Siemens, Microsoft to use generative AI for industrial productivity
Siemens has partnered with Microsoft to use generative artificial intelligence (AI) tools such as ChatGPT and others to increase efficiency and innovation across product lifecycles in industrial companies.
Siemens and Microsoft have a long-standing partnership for over 35 years. Cedrik Neike, Member of the Managing Board of Siemens AG and CEO Digital Industries, said in a statement that “Siemens and Microsoft are coming together to deploy tools like ChatGPT so that they can empower workers at enterprises of all sizes to collaborate and innovate in new ways”.
The partnership involves integrating Siemens' Teamcenter product lifecycle management software with Microsoft's Teams collaboration platform and Azure OpenAI Service, with a launch of the new Teamcenter app for Microsoft Teams expects later in 2023.
With the new solution design engineers, frontline workers and teams across all business functions can close feedback loops faster and resolve the challenges together. For example, service engineers or production workers can use mobile devices to document and report product design or quality issues using natural speech.
Additionally, Siemens and Microsoft are working together to speed up code generation for programmable logic controllers (PLCs), or industrial computers that control most machinery in factories.
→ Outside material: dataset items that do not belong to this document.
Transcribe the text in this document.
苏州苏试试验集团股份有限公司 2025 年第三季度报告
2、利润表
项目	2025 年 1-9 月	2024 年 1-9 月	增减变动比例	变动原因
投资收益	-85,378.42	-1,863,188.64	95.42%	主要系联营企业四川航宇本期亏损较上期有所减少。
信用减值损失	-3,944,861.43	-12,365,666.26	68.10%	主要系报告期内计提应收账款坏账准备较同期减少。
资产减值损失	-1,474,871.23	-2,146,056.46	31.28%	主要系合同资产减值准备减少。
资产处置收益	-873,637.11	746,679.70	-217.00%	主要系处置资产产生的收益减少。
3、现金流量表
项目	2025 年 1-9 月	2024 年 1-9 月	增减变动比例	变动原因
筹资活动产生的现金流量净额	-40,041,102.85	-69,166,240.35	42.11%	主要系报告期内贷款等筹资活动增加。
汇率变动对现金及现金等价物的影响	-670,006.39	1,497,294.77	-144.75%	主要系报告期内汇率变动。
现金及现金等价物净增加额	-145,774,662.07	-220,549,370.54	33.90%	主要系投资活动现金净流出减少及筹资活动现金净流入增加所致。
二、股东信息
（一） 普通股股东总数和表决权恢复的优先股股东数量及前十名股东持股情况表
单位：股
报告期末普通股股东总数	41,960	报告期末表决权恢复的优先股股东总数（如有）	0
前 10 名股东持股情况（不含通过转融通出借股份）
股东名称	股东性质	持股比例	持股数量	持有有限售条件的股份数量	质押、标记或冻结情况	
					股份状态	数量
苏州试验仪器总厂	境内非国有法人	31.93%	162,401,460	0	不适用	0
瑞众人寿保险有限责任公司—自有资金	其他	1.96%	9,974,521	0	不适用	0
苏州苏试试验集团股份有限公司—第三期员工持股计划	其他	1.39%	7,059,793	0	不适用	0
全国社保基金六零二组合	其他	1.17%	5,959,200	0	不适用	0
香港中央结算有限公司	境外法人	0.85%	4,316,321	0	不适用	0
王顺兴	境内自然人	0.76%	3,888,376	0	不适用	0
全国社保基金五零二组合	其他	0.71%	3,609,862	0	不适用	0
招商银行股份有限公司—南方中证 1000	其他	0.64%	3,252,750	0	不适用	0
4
The duo will also leverage industrial AI for early defect detection in production, it said
Scott Guthrie, executive vice president, Cloud + AI, Microsoft said the integration of AI into technology platforms will profoundly change how we work and how every business operates. “With this partnership, we are bringing the power of AI to more industrial organizations, enabling them to simplify workflows, overcome silos and collaborate in more inclusive ways to accelerate customer-centric innovation,” he added.
With its ability to generate new, realistic data, generative AI has the potential to “revolutionize” many industries, including the industrial sector, said Brian Burke, Research VP for Technology Innovation at research firm Gartner, in a report published in January.
The report further said that venture capital firms have invested over $1.7 billion in generative AI solutions over the last three years, with AI-enabled drug discovery and AI software coding receiving the most funding. There will be many more real-world examples of how generative AI is being used in different industries, it said.
The companies are also collaborating on other areas including Senseye on Azure that will enable companies to run enterprise-wide predictive maintenance and support for customers looking to host business applications in the Microsoft cloud. Siemens is also partnering with Microsoft as part of its Zero Trust strategy that secures an organisation by eliminating implicit trust and continuously validating every stage of a digital interaction.